## Diagram: QWEN2.5 LM Decoder Architecture
### Overview
The image is a diagram illustrating the architecture of a system utilizing a QWEN2.5 LM Decoder. It shows the flow of data from input to output, highlighting key components such as LORA Set, Base Model, Vision Encoder, Token Embeddings, Mean Pooling, and Projector. The diagram also specifies the dimensions of the vectors at different stages.
### Components/Axes
* **INPUT:** Contains the task, document type, and vector type.
* `task='retrieval'`
* `doc=image` OR `text` (represented by an image icon and a text icon)
* `vector_type='multi_vector'`
* **LORA SET:** Represents a set of tasks, including:
* `[retrieval]`
* `[text-matching]`
* `[code search]`
* **BASE MODEL:** Contains the QWEN2.5 LM DECODER.
* **VISION ENCODER:** Encodes the visual input.
* **TOKEN EMBEDDINGS:** Represents the token embeddings (visualized as a series of teal squares).
* **OUTPUT:**
* `single-vector`: 128 to 2048-dim
* `multi-vector`: N x 128-dim
* **MEAN POOLING:** Pools the token embeddings.
* **PROJECTOR:** Projects the pooled embeddings.
### Detailed Analysis
1. **Input:** The process begins with an input that specifies the task as 'retrieval'. The document can be either an image or text. The vector type is set to 'multi_vector'.
2. **LORA Set:** The LORA set contains tasks such as retrieval, text-matching, and code search.
3. **Vision Encoder:** If the input is an image, it is processed by the Vision Encoder.
4. **Base Model:** The Vision Encoder's output, or the text input, is fed into the QWEN2.5 LM Decoder within the Base Model.
5. **Token Embeddings:** The decoder generates token embeddings, represented by a series of teal squares.
6. **Mean Pooling:** The token embeddings are then processed by Mean Pooling.
7. **Projector:** The output of the Mean Pooling is fed into a Projector.

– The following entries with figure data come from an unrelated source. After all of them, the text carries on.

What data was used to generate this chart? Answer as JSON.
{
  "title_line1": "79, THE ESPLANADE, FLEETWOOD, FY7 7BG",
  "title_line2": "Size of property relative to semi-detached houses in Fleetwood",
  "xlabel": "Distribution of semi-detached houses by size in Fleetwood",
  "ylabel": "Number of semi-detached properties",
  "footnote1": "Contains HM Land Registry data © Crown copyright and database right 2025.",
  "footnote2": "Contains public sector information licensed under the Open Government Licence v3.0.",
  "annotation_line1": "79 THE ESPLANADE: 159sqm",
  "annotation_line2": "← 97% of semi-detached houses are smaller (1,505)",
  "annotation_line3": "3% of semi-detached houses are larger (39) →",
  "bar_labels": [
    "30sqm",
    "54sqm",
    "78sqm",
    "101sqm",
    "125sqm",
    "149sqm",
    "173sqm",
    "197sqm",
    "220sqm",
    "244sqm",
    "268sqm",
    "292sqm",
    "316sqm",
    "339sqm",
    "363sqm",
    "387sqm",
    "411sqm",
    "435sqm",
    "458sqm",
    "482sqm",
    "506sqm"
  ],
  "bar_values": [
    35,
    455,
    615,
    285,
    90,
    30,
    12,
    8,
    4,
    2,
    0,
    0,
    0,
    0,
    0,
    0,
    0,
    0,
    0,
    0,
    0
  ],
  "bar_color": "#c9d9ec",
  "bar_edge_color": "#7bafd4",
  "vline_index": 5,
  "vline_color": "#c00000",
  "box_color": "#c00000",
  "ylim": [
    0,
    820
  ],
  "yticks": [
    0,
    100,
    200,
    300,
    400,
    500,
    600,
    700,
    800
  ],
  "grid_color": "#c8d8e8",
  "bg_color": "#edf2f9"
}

8. **Output:** The system produces two types of outputs: a single-vector with dimensions ranging from 128 to 2048, and a multi-vector with dimensions N x 128. The projector also feeds back into the token embeddings.
### Key Observations
* The diagram illustrates a multi-modal system capable of processing both image and text inputs.
* The system uses a QWEN2.5 LM Decoder as its core component.
* The output can be either a single vector or a multi-vector, depending on the application.
* There is a feedback loop from the Projector back to the Token Embeddings.
### Interpretation
The diagram depicts a sophisticated architecture designed for retrieval tasks, capable of handling both image and text inputs. The use of a QWEN2.5 LM Decoder suggests a focus on language understanding and generation. The presence of both single-vector and multi-vector outputs indicates flexibility in how the information is represented and used downstream. The feedback loop from the Projector to the Token Embeddings likely serves to refine the embeddings and improve the system's performance over time. The LORA set suggests the model can be adapted to different tasks.